• Carnegie Mellon University
  • Software and Societal Systems
  • TCS Hall 224
  • icmccorm@cs.cmu.edu

Research

I’m a PhD student in Software Engineering at Carnegie Mellon University’s Software and Societal Systems Department (S3D). I am advised by Dr. Jonathan Aldrich and Dr. Joshua Sunshine.

I focus on the intersection of human-computer interaction and formal methods. Currently, I’m studying the unsafe features of the Rust programming language, which are necessary for systems programming but difficult to use correctly. I’m examining developers’ challenges when writing unsafe Rust and designing new tools to address them.

Prior to my focus Rust, I collaborated with Jenna Wise on the design and implementation of Gradual C0, a gradual verification tool for the C0 programming language. In 2022, we evaluated this approach against multiple, fully-dynamic baselines and observed a significant reduction in runtime overhead.

Education

I attended the University of Wisconsin-Eau Claire from 2017 to 2021, where I completed a double major in Computer Science and English, with an emphasis on rhetoric of science, technology, and culture. I was introduced to Computer Science research by Chris Johnson. We studied direct manipulation programming systems for creating animations, which emphasized the importance of user-oriented design and programming language fundamentals.

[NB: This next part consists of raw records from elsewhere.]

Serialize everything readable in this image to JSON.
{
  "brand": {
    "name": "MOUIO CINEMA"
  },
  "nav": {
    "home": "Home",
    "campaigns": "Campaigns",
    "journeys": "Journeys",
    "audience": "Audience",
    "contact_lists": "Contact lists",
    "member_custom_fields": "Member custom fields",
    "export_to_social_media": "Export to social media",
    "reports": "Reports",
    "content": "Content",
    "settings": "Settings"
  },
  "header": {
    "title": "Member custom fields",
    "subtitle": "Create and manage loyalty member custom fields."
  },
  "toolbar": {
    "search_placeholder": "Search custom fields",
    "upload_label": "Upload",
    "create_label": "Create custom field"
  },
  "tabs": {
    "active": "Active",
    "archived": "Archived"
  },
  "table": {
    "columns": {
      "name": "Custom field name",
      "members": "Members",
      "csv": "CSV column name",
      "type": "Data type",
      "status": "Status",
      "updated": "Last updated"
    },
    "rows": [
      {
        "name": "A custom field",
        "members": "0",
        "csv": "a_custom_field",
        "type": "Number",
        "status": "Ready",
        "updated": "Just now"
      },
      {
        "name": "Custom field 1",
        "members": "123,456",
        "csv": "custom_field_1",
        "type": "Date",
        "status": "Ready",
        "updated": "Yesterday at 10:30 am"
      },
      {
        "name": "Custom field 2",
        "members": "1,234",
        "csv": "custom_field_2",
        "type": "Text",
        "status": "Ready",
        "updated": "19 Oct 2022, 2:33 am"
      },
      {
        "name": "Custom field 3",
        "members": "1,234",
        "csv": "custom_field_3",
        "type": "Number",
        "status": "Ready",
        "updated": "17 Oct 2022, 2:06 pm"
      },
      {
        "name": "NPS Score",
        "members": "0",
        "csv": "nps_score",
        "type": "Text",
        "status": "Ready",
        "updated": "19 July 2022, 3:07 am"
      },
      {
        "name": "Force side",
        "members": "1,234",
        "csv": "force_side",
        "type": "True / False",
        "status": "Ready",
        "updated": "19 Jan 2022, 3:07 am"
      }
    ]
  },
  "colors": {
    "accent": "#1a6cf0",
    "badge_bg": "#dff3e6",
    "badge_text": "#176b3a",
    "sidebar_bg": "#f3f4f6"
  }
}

In 2020, I was accepted into CMU’s REUSE program, where I joined a collaboration between CMU and Arizona State University. We created TTPython, a macroprogramming systems for the Internet of Things. We used our prototype to reimplement a mock autonomous vehicle intersection and observed significantly reduced latency between devices, demonstrating how improving usability can lead to objective increases in performance.

My current research on unsafe Rust is funded by the National Science Foundation’s Graduate Research Fellowship Program (GRFP). It continues in the sprit of each of my past projects, translating developers challenges into solutions that improve usability and demonstrably improve performance or quality metrics.